“I’m sure of that, sir,” responded Tom, earnestly. “I know for one that I’ve never paid a quarter of the attention to such things as I ought to have done.”
“No, you are right there, my lad,” the hermit continued, being evidently on a favorite subject, “the average boy can walk through a mile of forest and hardly notice anything around him. In fact, he may even decide that it’s only a gloomy place, and outside the cawing of the crows or perhaps an occasional squirrel at which he shies a stone he has heard and seen nothing.”
“Then it’s different with a scout, is it, sir?” asked George Cooper.

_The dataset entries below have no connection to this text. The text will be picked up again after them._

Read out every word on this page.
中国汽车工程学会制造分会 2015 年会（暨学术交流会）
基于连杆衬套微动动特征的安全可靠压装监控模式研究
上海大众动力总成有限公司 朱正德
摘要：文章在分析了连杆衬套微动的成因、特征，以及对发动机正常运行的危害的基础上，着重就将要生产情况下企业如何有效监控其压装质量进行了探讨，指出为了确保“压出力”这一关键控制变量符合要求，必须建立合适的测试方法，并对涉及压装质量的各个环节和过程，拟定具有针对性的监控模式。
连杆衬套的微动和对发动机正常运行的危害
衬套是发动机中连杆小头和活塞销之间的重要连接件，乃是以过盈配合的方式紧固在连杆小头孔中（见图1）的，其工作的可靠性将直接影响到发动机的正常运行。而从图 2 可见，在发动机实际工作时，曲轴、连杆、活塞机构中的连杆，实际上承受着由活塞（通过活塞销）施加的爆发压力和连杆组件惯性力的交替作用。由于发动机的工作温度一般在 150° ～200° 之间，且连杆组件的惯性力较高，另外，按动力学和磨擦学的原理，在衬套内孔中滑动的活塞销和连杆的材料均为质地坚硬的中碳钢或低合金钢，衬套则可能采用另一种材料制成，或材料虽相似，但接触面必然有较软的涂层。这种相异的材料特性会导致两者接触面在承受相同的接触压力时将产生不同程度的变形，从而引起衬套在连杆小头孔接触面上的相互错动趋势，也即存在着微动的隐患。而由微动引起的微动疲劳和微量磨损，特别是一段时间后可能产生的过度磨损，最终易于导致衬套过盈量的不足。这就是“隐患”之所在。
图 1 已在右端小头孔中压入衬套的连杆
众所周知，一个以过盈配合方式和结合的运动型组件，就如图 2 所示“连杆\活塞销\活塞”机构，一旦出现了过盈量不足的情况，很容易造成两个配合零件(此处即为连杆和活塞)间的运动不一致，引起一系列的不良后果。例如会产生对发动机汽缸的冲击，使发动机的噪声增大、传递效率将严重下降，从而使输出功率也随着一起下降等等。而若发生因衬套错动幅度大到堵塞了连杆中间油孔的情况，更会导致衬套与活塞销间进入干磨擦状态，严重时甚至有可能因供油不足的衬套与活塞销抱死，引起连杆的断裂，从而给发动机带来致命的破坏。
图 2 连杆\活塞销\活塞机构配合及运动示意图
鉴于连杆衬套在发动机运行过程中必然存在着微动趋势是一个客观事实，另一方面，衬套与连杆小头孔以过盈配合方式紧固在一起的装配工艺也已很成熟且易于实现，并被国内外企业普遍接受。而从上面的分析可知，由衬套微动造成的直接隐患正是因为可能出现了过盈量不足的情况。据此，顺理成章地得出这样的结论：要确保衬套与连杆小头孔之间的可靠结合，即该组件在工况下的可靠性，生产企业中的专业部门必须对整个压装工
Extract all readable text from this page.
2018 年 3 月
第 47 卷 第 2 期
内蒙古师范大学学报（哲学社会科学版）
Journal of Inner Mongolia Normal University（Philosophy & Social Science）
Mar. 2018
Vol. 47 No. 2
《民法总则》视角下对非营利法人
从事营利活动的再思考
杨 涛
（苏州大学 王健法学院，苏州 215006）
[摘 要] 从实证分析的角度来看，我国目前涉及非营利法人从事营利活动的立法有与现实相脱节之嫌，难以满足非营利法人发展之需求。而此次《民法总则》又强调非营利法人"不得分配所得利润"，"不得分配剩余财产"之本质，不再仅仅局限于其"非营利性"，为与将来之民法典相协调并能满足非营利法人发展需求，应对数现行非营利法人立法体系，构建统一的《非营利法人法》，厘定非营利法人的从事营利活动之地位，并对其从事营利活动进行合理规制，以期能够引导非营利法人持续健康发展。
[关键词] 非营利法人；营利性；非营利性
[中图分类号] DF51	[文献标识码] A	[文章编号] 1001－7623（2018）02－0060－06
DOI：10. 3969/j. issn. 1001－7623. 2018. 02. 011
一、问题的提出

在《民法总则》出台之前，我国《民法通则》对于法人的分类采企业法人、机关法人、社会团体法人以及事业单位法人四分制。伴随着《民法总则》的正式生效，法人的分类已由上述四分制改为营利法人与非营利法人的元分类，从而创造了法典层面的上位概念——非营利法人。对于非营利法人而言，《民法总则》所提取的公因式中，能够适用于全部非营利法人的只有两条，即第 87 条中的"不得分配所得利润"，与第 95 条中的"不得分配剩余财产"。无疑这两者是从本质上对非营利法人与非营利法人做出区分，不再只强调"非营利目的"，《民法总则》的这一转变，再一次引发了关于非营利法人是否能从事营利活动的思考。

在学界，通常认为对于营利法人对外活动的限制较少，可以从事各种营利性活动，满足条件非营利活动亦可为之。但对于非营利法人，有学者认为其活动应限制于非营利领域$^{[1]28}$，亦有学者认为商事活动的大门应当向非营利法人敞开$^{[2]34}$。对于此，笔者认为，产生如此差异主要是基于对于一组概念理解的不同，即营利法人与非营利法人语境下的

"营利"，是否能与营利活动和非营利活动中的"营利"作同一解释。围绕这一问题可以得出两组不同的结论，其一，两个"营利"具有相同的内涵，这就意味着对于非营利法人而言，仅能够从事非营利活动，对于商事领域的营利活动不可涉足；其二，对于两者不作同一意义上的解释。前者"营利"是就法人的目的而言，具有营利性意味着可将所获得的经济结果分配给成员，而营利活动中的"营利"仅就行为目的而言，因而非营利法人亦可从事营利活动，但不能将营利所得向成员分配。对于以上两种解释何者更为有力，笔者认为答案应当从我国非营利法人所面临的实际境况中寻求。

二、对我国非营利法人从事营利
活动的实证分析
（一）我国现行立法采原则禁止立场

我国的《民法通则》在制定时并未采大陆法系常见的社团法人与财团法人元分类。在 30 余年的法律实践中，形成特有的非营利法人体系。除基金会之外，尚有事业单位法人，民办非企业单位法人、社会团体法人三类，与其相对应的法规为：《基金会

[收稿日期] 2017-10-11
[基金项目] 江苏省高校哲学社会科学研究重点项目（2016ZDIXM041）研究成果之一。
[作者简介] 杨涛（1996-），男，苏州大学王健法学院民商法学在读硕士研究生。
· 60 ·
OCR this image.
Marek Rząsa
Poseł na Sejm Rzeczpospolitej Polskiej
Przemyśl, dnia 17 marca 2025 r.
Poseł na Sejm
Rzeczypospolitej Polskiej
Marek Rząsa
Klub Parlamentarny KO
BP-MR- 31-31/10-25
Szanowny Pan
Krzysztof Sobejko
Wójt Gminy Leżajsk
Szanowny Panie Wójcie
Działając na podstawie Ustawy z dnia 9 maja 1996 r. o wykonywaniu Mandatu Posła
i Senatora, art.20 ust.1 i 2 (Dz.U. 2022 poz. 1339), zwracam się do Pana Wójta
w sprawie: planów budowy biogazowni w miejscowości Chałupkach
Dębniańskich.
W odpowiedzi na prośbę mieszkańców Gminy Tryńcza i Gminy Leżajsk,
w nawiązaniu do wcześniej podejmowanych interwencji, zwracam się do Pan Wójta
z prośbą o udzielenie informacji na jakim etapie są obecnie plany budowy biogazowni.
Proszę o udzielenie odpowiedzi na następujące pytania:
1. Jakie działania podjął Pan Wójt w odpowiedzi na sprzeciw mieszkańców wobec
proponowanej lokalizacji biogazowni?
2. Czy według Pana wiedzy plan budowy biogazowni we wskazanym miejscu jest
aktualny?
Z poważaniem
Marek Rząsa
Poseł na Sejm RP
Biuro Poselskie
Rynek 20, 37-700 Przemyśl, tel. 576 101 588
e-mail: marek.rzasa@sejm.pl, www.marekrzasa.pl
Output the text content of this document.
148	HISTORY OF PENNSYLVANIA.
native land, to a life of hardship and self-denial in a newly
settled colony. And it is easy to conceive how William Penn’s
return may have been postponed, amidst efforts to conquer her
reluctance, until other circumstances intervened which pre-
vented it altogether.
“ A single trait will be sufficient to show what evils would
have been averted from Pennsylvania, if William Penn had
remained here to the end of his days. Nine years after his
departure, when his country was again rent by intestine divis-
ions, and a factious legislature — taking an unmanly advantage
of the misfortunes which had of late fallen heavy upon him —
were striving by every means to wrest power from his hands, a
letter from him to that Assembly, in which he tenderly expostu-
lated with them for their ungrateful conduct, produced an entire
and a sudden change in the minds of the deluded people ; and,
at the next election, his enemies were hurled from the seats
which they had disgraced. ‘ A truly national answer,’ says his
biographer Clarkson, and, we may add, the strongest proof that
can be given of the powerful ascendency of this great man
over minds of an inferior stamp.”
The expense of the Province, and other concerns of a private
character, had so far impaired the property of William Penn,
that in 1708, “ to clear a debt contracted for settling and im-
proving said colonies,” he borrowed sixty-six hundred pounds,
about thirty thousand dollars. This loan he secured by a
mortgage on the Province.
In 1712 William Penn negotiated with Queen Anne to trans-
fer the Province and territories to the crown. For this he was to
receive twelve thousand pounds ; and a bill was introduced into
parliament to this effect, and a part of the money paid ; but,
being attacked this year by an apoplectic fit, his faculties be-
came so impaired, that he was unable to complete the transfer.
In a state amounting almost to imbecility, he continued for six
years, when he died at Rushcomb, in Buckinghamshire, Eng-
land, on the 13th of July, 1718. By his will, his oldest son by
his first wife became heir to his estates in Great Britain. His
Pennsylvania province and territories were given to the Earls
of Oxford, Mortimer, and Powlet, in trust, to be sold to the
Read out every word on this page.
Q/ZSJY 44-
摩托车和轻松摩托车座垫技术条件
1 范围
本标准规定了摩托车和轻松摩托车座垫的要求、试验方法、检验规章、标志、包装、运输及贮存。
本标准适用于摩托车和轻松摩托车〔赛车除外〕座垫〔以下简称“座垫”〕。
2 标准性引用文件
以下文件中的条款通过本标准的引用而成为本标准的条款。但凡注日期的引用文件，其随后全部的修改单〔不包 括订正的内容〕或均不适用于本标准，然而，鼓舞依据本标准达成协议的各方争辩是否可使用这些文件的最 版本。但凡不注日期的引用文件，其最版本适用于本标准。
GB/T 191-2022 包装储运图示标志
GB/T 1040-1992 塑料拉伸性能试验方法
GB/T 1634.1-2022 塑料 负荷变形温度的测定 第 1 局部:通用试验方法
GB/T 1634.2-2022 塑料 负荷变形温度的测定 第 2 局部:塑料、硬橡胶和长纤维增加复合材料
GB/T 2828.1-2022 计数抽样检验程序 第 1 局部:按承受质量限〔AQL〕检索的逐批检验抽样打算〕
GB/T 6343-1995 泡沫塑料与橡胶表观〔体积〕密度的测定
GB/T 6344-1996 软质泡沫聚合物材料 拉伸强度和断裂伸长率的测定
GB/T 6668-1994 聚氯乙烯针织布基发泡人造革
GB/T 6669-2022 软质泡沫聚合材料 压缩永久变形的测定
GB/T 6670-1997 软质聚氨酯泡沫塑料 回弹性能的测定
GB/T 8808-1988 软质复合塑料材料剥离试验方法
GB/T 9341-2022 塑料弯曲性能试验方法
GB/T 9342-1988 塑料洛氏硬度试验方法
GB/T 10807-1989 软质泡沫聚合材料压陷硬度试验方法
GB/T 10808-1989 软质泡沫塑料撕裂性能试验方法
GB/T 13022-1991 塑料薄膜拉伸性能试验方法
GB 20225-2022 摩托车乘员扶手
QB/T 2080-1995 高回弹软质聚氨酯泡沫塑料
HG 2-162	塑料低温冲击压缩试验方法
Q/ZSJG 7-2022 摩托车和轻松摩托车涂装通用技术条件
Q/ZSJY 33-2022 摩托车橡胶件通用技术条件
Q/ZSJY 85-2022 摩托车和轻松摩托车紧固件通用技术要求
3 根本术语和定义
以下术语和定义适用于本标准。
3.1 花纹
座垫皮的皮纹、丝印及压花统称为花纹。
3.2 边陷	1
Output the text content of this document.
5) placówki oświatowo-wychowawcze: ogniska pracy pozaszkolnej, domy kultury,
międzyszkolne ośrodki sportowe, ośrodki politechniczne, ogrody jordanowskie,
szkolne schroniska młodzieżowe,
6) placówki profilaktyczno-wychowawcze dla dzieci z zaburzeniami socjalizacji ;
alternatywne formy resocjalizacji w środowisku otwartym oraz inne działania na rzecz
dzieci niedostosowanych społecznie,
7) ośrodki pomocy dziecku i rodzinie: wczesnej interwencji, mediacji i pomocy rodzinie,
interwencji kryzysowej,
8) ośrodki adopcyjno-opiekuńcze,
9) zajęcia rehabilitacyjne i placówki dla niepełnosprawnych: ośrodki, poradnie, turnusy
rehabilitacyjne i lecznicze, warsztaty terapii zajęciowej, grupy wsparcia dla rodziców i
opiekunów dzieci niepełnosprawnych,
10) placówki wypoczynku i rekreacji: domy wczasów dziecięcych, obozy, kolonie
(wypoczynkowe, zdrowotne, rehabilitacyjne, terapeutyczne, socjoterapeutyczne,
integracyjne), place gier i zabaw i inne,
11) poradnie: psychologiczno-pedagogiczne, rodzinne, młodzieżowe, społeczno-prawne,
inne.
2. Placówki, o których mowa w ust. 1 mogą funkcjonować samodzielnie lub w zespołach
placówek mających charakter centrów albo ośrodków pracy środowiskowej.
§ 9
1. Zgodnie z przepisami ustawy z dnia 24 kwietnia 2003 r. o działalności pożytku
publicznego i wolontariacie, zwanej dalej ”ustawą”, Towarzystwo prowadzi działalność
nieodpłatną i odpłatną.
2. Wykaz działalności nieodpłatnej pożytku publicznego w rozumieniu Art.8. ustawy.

“If he has been aroused to take a keen interest in nature the same woods will be alive with interesting things,” the other told them. “He will see the shy little denizens peeping curiously out at him from a cover of leaves, and hear their low excited chattering as they tell each other what they think of him. Every tree and moss-covered stone and swinging wild grape-vine will tell a story; and afterwards that boy is going to wonder how he ever could have been content to remain in such dense ignorance as he did for years.”
“Mr. Henderson do you expect to remain in town over night?” asked Tom, suddenly.
“Why yes, I shall have to stay until to-morrow,” came the reply; “I am stopping with my old friend, Judge Stone. We attended the same red school house on the hill a great many years ago. My stock of provisions ran short sooner than I had counted on, and this compelled me to come down earlier than usual. As a rule I deal over in Fairmount, but this time it was more convenient to come here. Why do you ask, Tom?”
“I was wondering whether you could be coaxed to come around to-night, and meet the rest of the boys,” the boy told him. “We expect to have a dozen present, and when Mr. Witherspoon is explaining what a scout must subscribe to in joining a troop, it might influence some of the fellows if you would tell them a few things like those you were just describing to us.”
The old naturalist looked at the eager faces of the five lads, and a smile came over his own countenance. Undoubtedly he was a lover of and believer in boys, no matter whether he had ever had any of his own or not.
“I shall be only too pleased to come around, Tom; if Judge Stone can run his car by moonlight. Tell me where the meeting is to take place.”
“The deacons of the church have promised to let us have a room in the basement, which has a stove in it. The meeting will be at eight o’clock, sir,” Tom informed him.